Below that, intermediate support sits at $68,150 to $67,540 near the 23.60% Fib level. A deeper fallback zone remains between $65,500 and $66,200, an area that held during the peak of escalation fears in early April. On the other hand, resistance is now clustered between $72,000 and $72,865, where BTC continues to face pressure.
Related: Bitcoin Tops $72K, Ethereum Jumps as U.S.-Iran Ceasefire Lifts Markets
Charts Keep Traders Focused on Support
Market commentary around the move remained cautious as charts kept attention on downside pressure.
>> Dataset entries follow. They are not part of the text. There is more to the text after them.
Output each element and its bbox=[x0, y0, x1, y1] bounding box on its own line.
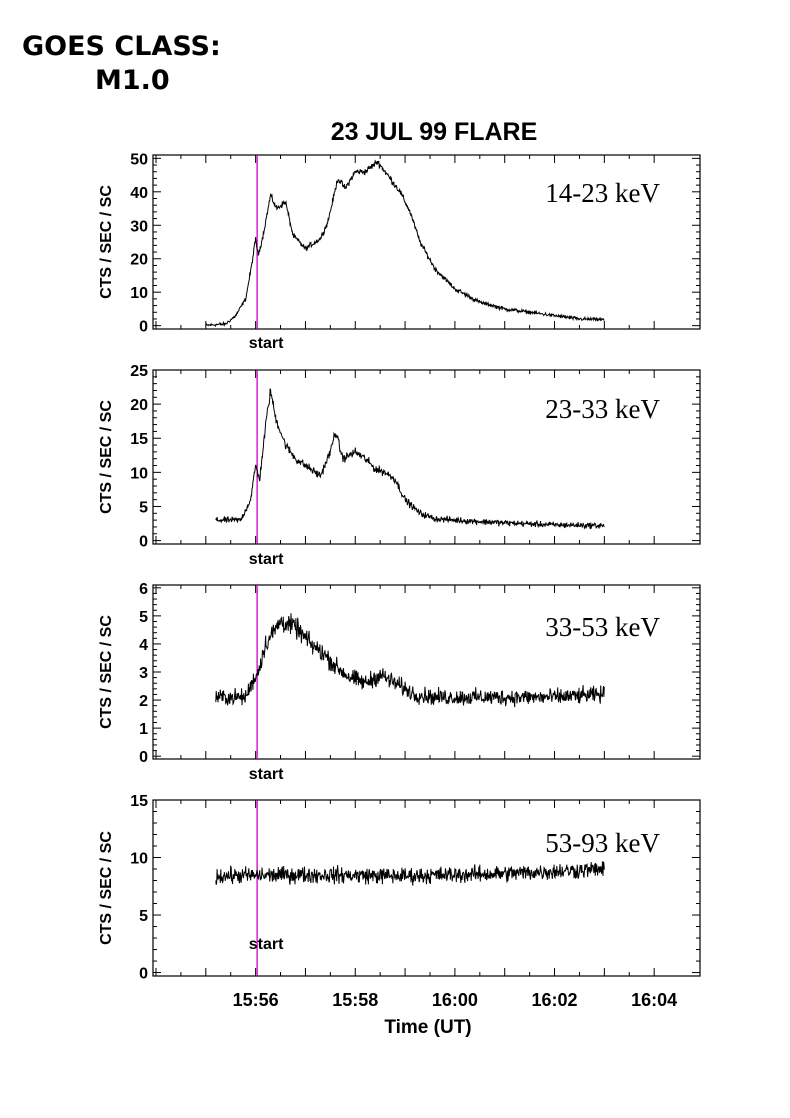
y-tick-label: 0 bbox=[139, 534, 148, 551]
y-tick-label: 25 bbox=[130, 363, 148, 380]
y-tick-label: 5 bbox=[139, 499, 148, 516]
goes-class-title: GOES CLASS: bbox=[22, 31, 221, 62]
y-tick-label: 30 bbox=[130, 218, 148, 235]
y-tick-label: 2 bbox=[139, 693, 148, 710]
y-tick-label: 0 bbox=[139, 319, 148, 336]
y-tick-label: 4 bbox=[139, 637, 148, 654]
y-tick-label: 50 bbox=[130, 151, 148, 168]
x-axis-label: Time (UT) bbox=[384, 1017, 471, 1038]
x-tick-label: 16:04 bbox=[631, 990, 677, 1010]
y-tick-label: 5 bbox=[139, 609, 148, 626]
data-trace bbox=[215, 861, 605, 886]
chart-title: 23 JUL 99 FLARE bbox=[331, 118, 538, 146]
y-tick-label: 10 bbox=[130, 285, 148, 302]
y-tick-label: 3 bbox=[139, 665, 148, 682]
goes-class-value: M1.0 bbox=[95, 65, 170, 96]
y-tick-label: 10 bbox=[130, 465, 148, 482]
y-tick-label: 0 bbox=[139, 966, 148, 983]
panel-2: 0 5 10 15 20 25 CTS / SEC / SC 23-33 keV start bbox=[98, 363, 701, 568]
y-axis-label: CTS / SEC / SC bbox=[98, 400, 115, 514]
start-marker-label: start bbox=[249, 551, 284, 568]
start-marker-label: start bbox=[249, 766, 284, 783]
y-tick-label: 6 bbox=[139, 581, 148, 598]
panel-4: 0 5 10 15 CTS / SEC / SC 53-93 keV start bbox=[98, 793, 701, 983]
y-tick-label: 15 bbox=[130, 431, 148, 448]
y-axis-label: CTS / SEC / SC bbox=[98, 831, 115, 945]
start-marker-label: start bbox=[249, 335, 284, 352]
x-tick-label: 16:02 bbox=[532, 990, 578, 1010]
y-tick-label: 1 bbox=[139, 721, 148, 738]
panel-1: 0 10 20 30 40 50 CTS / SEC / SC 14-23 keV start bbox=[98, 151, 701, 352]
panel-3: 0 1 2 3 4 5 6 CTS / SEC / SC 33-53 keV start bbox=[98, 581, 701, 783]
plot-frame bbox=[152, 154, 701, 330]
goes-class-label: GOES CLASS: M1.0 bbox=[22, 30, 221, 98]
y-axis-label: CTS / SEC / SC bbox=[98, 615, 115, 729]
plot-frame bbox=[152, 369, 701, 545]
data-trace bbox=[205, 159, 605, 328]
y-tick-label: 5 bbox=[139, 908, 148, 925]
plot-frame bbox=[152, 799, 701, 977]
band-label: 23-33 keV bbox=[545, 394, 660, 424]
y-tick-label: 10 bbox=[130, 851, 148, 868]
x-tick-label: 15:58 bbox=[332, 990, 378, 1010]
data-trace bbox=[215, 388, 605, 530]
y-tick-label: 15 bbox=[130, 793, 148, 810]
band-label: 14-23 keV bbox=[545, 178, 660, 208]
y-tick-label: 0 bbox=[139, 749, 148, 766]
y-axis-label: CTS / SEC / SC bbox=[98, 185, 115, 299]
y-tick-label: 20 bbox=[130, 397, 148, 414]
x-tick-label: 15:56 bbox=[233, 990, 279, 1010]
band-label: 53-93 keV bbox=[545, 828, 660, 858]
start-marker-label: start bbox=[249, 936, 284, 953]
band-label: 33-53 keV bbox=[545, 612, 660, 642]
data-trace bbox=[215, 613, 605, 708]
x-tick-label: 16:00 bbox=[432, 990, 478, 1010]
y-tick-label: 20 bbox=[130, 252, 148, 269]
y-tick-label: 40 bbox=[130, 185, 148, 202]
Analyst TedPillows pointed to parallels between Bitcoin’s 2022 reaction to the Russia-Ukraine war and its current behavior during the U.S.-Iran conflict.
His comparison focused on the timing of Bitcoin’s rebound, the return of bullish sentiment, and the risk of a reversal after an emotionally charged rally. That caution was echoed by Crypto Patel, who flagged a possible bearish setup on the daily chart.

In a post on X, Patel said Bitcoin “looks ready to break down,” while noting the chance of one final move higher before a deeper decline. His chart showed BTC near $71,856 on Coinbase, testing an ascending support line after an earlier breakdown. For now, however, traders remain focused on whether support can hold or whether BTC slips into another leg lower.